Back to All Events

Warren MONTAG : « Mens, quae imperium in corpus habet : L’idée de ‘commander au corps’ en Éthique, Partie III, Proposition 2, Scolie. »

"Au centre du Scolie peut-être le plus célèbre de l’Éthique, Spinoza soutient que « quand les hommes disent que telle ou telle action du corps naît « de l’esprit, qui a un empire [exerce un commandement] sur le corps » (men<s>, quae imperium in corpus habet), ils ne savent ce qu’ils disent, et ne font qu’avouer en termes spécieux qu’ils ignorent sans l’admirer la vraie cause de cette action ». Les interprètes de ce passage se sont centrés sur le rôle de l’imagination, en attribuant une causalité éminente à l’esprit sur le corps, et en supprimant ainsi les implications dérangeantes de la thèse selon laquelle les corps pourraient être déterminés par d’autres corps uniquement. Un examen attentif du latin de Spinoza révèle cependant l’importance de la notion de « commandement » (imperium) dans l’image que nous nous faisons de la relation entre esprit et corps, comme si le dualisme qu’il conteste posait comme condition de la liberté un imperare sibi (« commander à soi-même ») entraînant l’assujettissement de notre propre corps.
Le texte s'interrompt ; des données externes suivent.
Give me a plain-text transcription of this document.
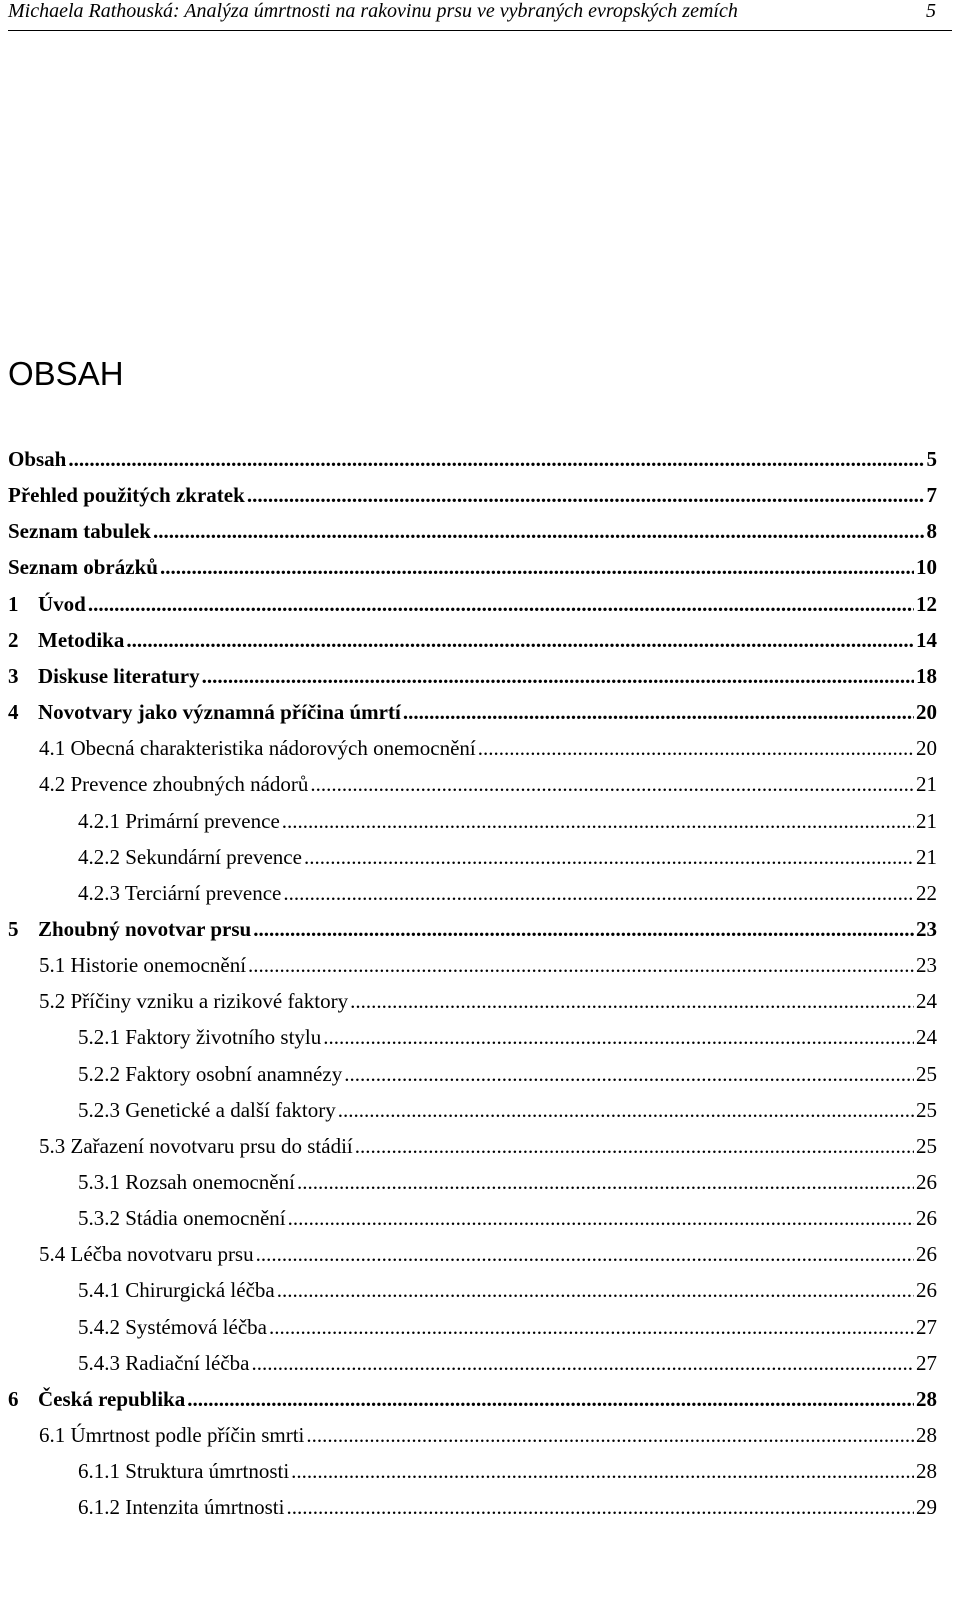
Michaela Rathouská: Analýza úmrtnosti na rakovinu prsu ve vybraných evropských zemích	5
OBSAH
Obsah .....	5
Přehled použitých zkratek .....	7
Seznam tabulek .....	8
Seznam obrázků .....	10
1 Úvod .....	12
2 Metodika .....	14
3 Diskuse literatury .....	18
4 Novotvary jako významná příčina úmrtí .....	20
4.1 Obecná charakteristika nádorových onemocnění .....	20
4.2 Prevence zhoubných nádorů .....	21
4.2.1 Primární prevence .....	21
4.2.2 Sekundární prevence .....	21
4.2.3 Terciární prevence .....	22
5 Zhoubný novotvar prsu .....	23
5.1 Historie onemocnění .....	23
5.2 Příčiny vzniku a rizikové faktory .....	24
5.2.1 Faktory životního stylu .....	24
5.2.2 Faktory osobní anamnézy .....	25
5.2.3 Genetické a další faktory .....	25
5.3 Zařazení novotvaru prsu do stádií .....	25
5.3.1 Rozsah onemocnění .....	26
5.3.2 Stádia onemocnění .....	26
5.4 Léčba novotvaru prsu .....	26
5.4.1 Chirurgická léčba .....	26
5.4.2 Systémová léčba .....	27
5.4.3 Radiační léčba .....	27
6 Česká republika .....	28
6.1 Úmrtnost podle příčin smrti .....	28
6.1.1 Struktura úmrtnosti .....	28
6.1.2 Intenzita úmrtnosti .....	29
Spinoza renverse la maxime de Sénèque imperare sibi maximum imperium est (« commander à soi-même est la plus haute forme de commandement »), qui mettait le commandement de soi au-dessus du commandement d’autrui. Il soutient au contraire qu’être commandé ou assujetti nous fait entrer dans le « rêve » que notre liberté consisterait dans la capacité à commander à nos corps, comme si nous ne pouvions faire l’expérience de nous-même qu’à travers les divisions hiérarchiques imposées par les termes juridiques de « décret » (decretum) et de « commandement (imperium)." WM

Warren MONTAG est « Brown Family Professor » de littérature à l’Occidental College de Los Angeles. Il a récemment publié The Other Adam Smith (Stanford UP 2014), et est également l’auteur de Of Bodies, Masses, Power : Spinoza and his Contemporaries (Verso, 1999), and co-éditeur de The New Spinoza (U of Minnesota Press, 1996).